In code, K2 Think scores 63.97 on LiveCodeBench v5, surpassing similarly sized and larger open models. On SciCode, it scores 39.2/12.0 (sub/main), closely tracking the best open systems on sub-problem accuracy.
In science, the model achieves 71.08 on GPQA-Diamond and 9.95 on HLE, demonstrating its versatility across knowledge-intensive tasks.
Key Numbers at a Glance
- Backbone: Qwen2.5-32B (open weight), post-trained with long CoT SFT + RLVR (GRPO via verl).
- RL data: Guru (~92k prompts) across Math/Code/Science/Logic/Simulation/Tabular.
- Inference scaffold: Plan-before-you-think + BoN with verifiers; shorter outputs (e.g., −11.7% tokens on Omni-HARD) at higher accuracy.
- Throughput target: ~2,000 tok/s on Cerebras WSE with speculative decoding.
- Math micro-avg: 67.99 (AIME’24 90.83, AIME’25 81.24, HMMT’25 73.75, Omni-HARD 60.73).
- Code/Science: LCBv5 63.97; SciCode 39.2/12.0; GPQA-D 71.08; HLE 9.95.
- Safety-4 macro: 0.75 (Refusal 0.83, Conv. Robustness 0.89, Cybersecurity 0.56, Jailbreak 0.72).
K2 Think exemplifies how integrative post-training, test-time compute, and hardware-aware inference can bridge the gap to larger, proprietary reasoning systems. At 32B, it is feasible to fine-tune and deploy; with plan-before-you-think and best-of-N with verifiers, it manages token budgets; with speculative decoding on wafer-scale hardware, it achieves ~2k tokens per second per request. K2 Think is fully open, offering weights, training data, deployment code, and test-time optimization code.

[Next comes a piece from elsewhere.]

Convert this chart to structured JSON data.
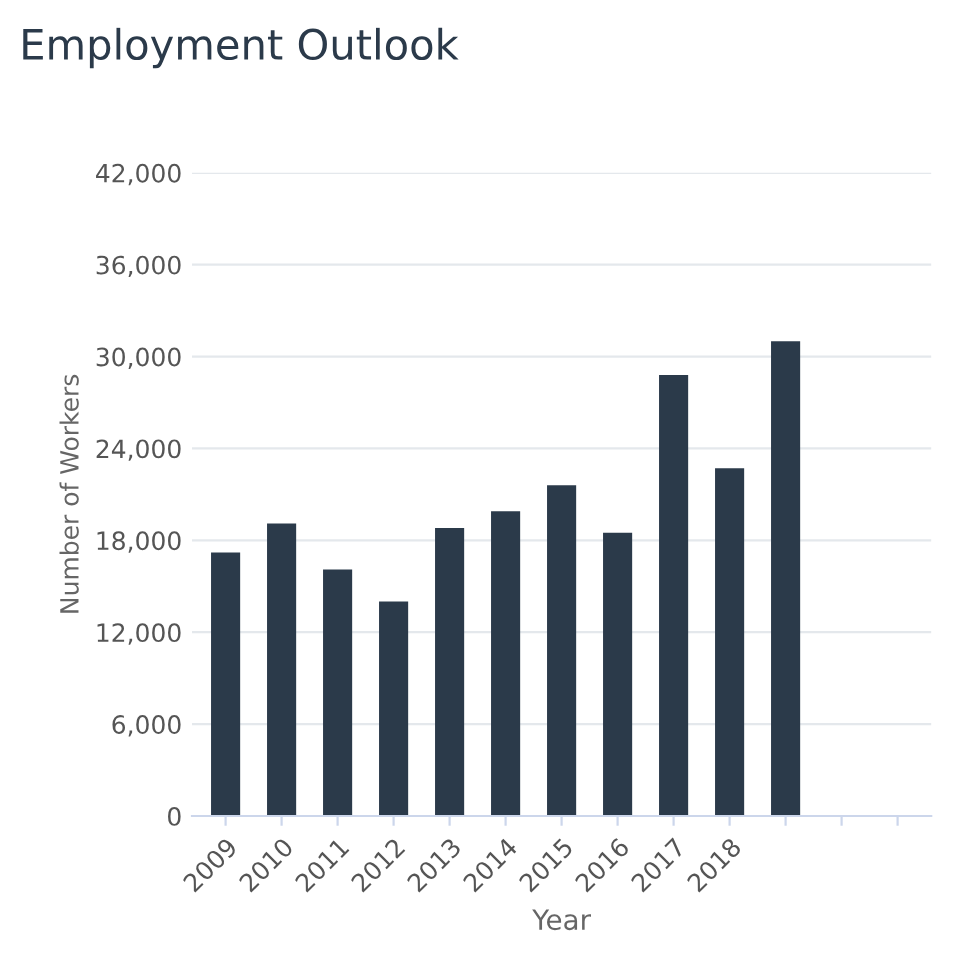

Frequently Asked Questions
What is K2 Think and who developed it?
K2 Think is a groundbreaking 32-billion-parameter open-source AI reasoning system developed by researchers from the MBZUAI Institute of Foundation Models and G42. It is designed to excel in advanced AI reasoning tasks, outperforming models that are 20 times larger.
What are the key components of K2 Think’s framework?

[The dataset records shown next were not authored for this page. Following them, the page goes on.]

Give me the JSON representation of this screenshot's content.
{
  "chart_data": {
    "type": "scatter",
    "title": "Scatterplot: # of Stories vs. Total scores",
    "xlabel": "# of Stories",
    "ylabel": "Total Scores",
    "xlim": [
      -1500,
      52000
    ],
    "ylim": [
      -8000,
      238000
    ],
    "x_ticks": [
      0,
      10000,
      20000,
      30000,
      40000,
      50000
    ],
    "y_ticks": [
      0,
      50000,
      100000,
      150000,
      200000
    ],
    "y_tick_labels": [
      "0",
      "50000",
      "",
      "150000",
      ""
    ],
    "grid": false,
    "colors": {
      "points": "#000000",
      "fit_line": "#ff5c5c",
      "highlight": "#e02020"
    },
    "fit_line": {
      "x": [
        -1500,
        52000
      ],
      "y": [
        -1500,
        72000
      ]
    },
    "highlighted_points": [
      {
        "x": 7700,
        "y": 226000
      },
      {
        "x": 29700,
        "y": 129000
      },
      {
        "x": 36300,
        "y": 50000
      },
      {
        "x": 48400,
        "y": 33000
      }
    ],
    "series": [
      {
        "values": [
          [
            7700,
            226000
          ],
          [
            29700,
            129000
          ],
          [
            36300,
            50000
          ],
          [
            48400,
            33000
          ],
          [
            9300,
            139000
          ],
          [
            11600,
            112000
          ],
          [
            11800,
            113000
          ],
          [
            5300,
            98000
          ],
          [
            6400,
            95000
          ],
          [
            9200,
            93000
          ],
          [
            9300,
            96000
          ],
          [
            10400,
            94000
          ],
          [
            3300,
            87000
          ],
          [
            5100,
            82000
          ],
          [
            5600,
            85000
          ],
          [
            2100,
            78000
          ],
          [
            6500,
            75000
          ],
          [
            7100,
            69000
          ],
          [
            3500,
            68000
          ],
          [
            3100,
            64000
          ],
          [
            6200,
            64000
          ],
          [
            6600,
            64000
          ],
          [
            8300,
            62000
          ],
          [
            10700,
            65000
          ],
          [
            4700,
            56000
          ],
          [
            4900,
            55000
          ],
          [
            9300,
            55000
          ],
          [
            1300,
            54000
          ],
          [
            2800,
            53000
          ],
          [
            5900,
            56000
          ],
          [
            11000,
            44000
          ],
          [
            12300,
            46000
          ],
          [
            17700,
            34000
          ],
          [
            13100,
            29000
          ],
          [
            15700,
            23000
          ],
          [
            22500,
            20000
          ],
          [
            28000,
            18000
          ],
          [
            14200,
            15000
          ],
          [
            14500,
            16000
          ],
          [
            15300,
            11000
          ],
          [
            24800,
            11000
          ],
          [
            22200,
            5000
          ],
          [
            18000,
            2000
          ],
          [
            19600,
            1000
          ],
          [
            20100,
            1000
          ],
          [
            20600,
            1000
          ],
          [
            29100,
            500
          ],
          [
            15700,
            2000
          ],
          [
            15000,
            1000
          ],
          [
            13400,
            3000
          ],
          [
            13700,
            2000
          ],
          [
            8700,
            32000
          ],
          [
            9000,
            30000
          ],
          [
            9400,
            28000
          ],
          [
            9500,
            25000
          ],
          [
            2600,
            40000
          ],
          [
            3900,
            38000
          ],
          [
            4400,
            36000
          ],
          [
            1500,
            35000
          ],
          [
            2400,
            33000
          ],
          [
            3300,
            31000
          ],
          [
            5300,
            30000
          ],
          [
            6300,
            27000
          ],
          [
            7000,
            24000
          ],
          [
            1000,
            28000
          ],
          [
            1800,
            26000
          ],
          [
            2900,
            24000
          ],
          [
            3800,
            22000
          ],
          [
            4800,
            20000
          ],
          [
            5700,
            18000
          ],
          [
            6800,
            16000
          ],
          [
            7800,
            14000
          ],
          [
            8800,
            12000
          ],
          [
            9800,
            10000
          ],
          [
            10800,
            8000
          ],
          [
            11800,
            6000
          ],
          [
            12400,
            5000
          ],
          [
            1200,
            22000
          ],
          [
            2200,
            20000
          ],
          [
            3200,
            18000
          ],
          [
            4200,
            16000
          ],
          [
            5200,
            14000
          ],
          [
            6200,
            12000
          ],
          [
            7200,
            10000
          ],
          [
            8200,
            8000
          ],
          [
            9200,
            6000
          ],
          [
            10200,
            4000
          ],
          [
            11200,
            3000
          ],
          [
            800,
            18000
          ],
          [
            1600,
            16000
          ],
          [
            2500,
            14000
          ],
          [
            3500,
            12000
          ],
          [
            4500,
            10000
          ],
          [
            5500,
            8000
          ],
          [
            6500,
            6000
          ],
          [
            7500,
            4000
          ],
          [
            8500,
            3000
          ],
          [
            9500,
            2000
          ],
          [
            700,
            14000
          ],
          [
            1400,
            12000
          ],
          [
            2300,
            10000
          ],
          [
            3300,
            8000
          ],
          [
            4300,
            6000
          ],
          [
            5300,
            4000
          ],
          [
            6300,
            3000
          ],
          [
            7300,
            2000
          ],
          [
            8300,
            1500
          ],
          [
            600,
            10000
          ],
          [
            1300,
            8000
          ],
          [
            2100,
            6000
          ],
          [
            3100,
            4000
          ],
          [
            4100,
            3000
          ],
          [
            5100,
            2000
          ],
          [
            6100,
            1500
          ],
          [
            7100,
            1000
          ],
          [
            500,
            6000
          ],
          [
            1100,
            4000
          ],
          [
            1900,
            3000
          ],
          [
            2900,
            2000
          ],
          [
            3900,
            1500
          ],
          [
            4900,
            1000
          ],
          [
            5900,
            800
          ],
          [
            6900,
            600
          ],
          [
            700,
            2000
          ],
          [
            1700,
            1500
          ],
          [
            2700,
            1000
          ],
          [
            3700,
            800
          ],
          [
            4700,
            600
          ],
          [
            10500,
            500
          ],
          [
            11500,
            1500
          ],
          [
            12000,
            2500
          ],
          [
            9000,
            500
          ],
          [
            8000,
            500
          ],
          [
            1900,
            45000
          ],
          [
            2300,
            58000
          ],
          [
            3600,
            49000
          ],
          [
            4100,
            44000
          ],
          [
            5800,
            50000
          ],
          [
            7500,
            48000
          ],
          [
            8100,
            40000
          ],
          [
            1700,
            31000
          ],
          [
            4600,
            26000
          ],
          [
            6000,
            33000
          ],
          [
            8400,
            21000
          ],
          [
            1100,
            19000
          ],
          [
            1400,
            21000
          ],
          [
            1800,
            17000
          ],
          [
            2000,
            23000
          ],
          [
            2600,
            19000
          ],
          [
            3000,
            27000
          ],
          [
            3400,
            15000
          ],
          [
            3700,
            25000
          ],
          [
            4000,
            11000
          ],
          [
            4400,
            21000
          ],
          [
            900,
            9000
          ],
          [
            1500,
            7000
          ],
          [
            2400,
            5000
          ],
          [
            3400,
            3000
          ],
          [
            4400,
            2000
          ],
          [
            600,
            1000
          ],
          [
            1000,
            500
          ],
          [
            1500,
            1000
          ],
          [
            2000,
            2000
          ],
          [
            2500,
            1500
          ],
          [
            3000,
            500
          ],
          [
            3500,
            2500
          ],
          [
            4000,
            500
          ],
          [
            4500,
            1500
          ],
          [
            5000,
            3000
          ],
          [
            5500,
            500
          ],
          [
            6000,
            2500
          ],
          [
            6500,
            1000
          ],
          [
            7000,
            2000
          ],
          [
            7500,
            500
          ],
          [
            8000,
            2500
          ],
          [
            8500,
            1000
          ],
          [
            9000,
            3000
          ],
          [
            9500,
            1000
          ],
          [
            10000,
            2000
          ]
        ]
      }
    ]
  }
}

The core framework of K2 Think consists of six pillars: Long chain-of-thought supervised fine-tuning, Reinforcement Learning with Verifiable Rewards, agentic planning, test-time scaling via best-of-N selection with verifiers, speculative decoding, and inference on a wafer-scale engine.
How does K2 Think perform in math, code, and science tasks?
K2 Think achieves frontier-level performance in mathematics, code, and science. It scores a micro-average of 67.99 in math, surpassing larger systems, and performs favorably in code and science tasks, demonstrating its versatility across knowledge-intensive tasks.
What is the significance of K2 Think’s open-source nature?
K2 Think maintains a transparent, fully open release of weights, data, and code, which allows for greater accessibility and collaboration in the AI research community. This openness supports further innovation and development in AI reasoning systems.
What hardware does K2 Think utilize for inference?
K2 Think utilizes the Cerebras Wafer-Scale Engine for inference with speculative decoding, achieving per-request throughput of over 2,000 tokens per second. This hardware-aware inference aligns with the system’s ‘small-but-fast’ philosophy.